Original: February 22, 2011 Issue 11

By: Claire Moriarty

Senate President

Fifteen Montgomery College students spent Feb. 9 in Annapolis for Advocate Day, an annual event organized by the Maryland Association of Community Colleges (MACC), to lobby for State funding for community college in MD.

Three sources of funding make up the budgets of MC and other Maryland community colleges: the government of Maryland, the Montgomery County Council, and that which is raised by MC itself. In the case of budget cuts at the state and county levels, MC must turn to its constituents to come up with the difference, which means–you guessed it–higher tuition, more unpaid furlough days for faculty and staff, and a reduction in important college programs.

Advocacy Day is a rare opportunity for the state legislators to meet students who are directly affected by their decisions. The fifteen MC advocates, including students from each campus, spoke with as many legislators as possible. The students requested that their professors be supported, and promised to do their part to help Maryland make its degree-holding residents 55 percent of the population by 2025. The delegates were delighted to listen to the students, especially those who live in their voting districts.

Although some students and staff were skeptical about the effectiveness of the event, it quickly became apparent the trip was worthwhile.

Del. Kumar Barve is hard at work shaping legislature pertaining to the Marriage Quality Act, sustainable wind energy, working with Pepco, and worrying about the cryosphere. Delegate Al Carr is up against environmental issues involving hunting, fishing, agriculture, and saving Maryland’s oysters. Senator Jennie Forehand sports a “Stop Human Trafficking” button and leads a crusade against smoking in public places.

Although most of the delegates are supporters of education, they rarely actually see the state’s students. Simply by making an appearance, telling stories, and shaking hands, the students have done much towards keeping community colleges at the forefront of delegates’ minds.

Susan Madden is Montgomery College’s chief government relations officer. Few people work harder to stay abreast of what is going on in Annapolis and what changes in MC will come to pass as a result of state legislation.

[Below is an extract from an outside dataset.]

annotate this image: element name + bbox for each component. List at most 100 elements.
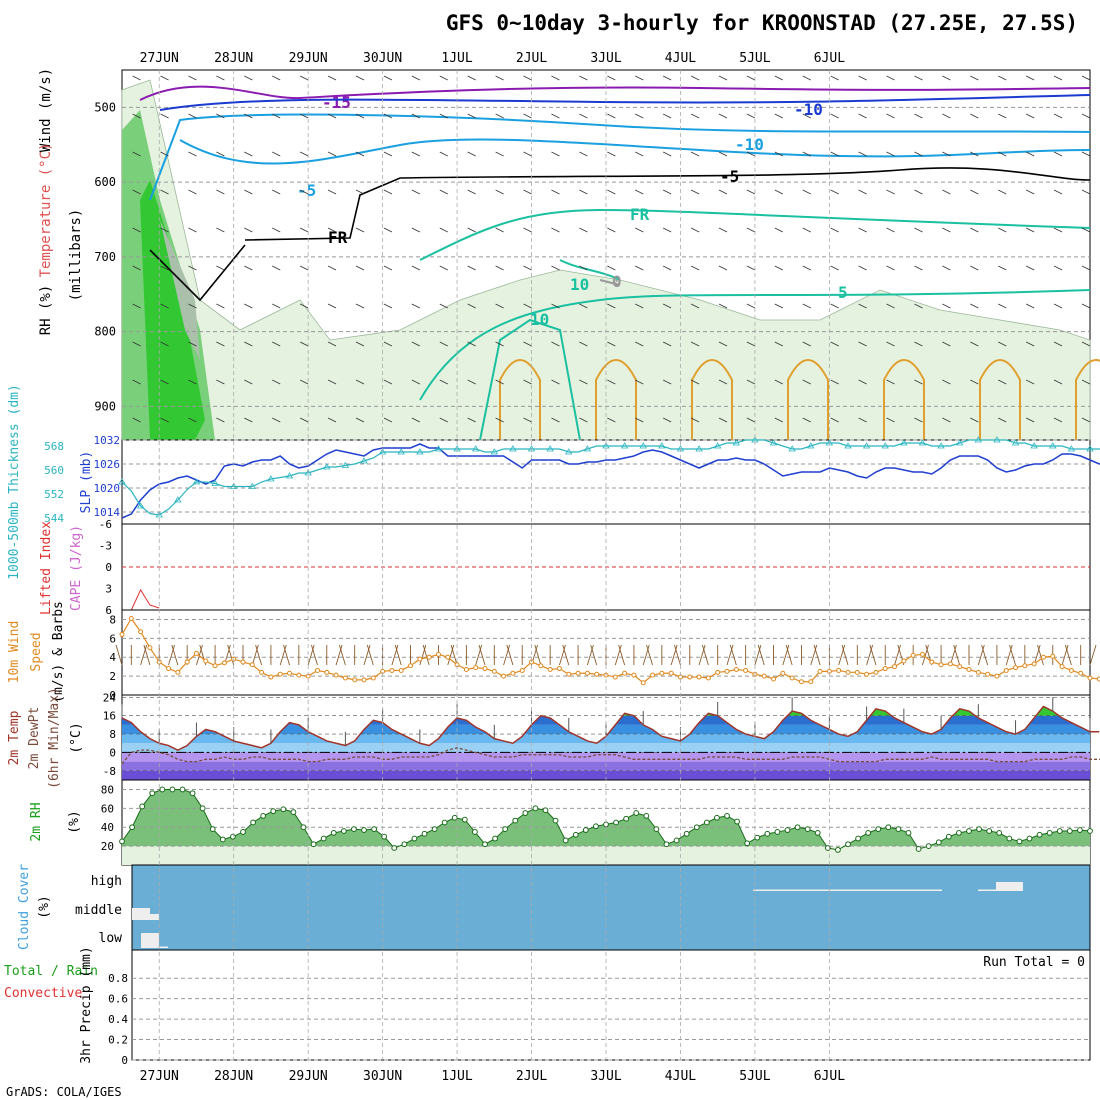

When asked if Advocacy Day was just a pony show to get pictures of students and Senators together, she smiled and said, “Yes, but a very important pony show.”

Sen. Richard Madaleno, Democrat of District 18 and keynote speaker at Advocacy Day agreed, saying, “It’s important that you’re here today to put a face on what’s otherwise just a formula. Tell legislators your story, and why a community college education is so important.”

Madeleno referred to the Cade Formula, Maryland’s method of calculating state funding for community colleges. According to the MACC, the Cade Formula was to increase the State’s commitment to community colleges and lessen the students’ share of the cost of a community college education. However, the state’s share of the budget dropped from 29 percent to 24 percent since its inception in 1996, leaving students with a hefty 40 percent share in 2006. Since then, the state’s contribution has been rising slowly as a result of a senate bill, and is expected to cover 33percent by 2013.

Advocacy by students continues to play an important role in keeping tuition costs down. The county council will hold a budget public hearing in April, which is another opportunity for students to give their input. Anyone interested in speaking at this event should contact the Rockville Student Senate in CC011. The County Council can also be contacted via MontgomeryCountyMD.gov.

There is always room for students’ opinions on budget and policy. Facts tell, but stories sell, and right now our voice is not the loudest in the room. However, our share of the college operating budget is.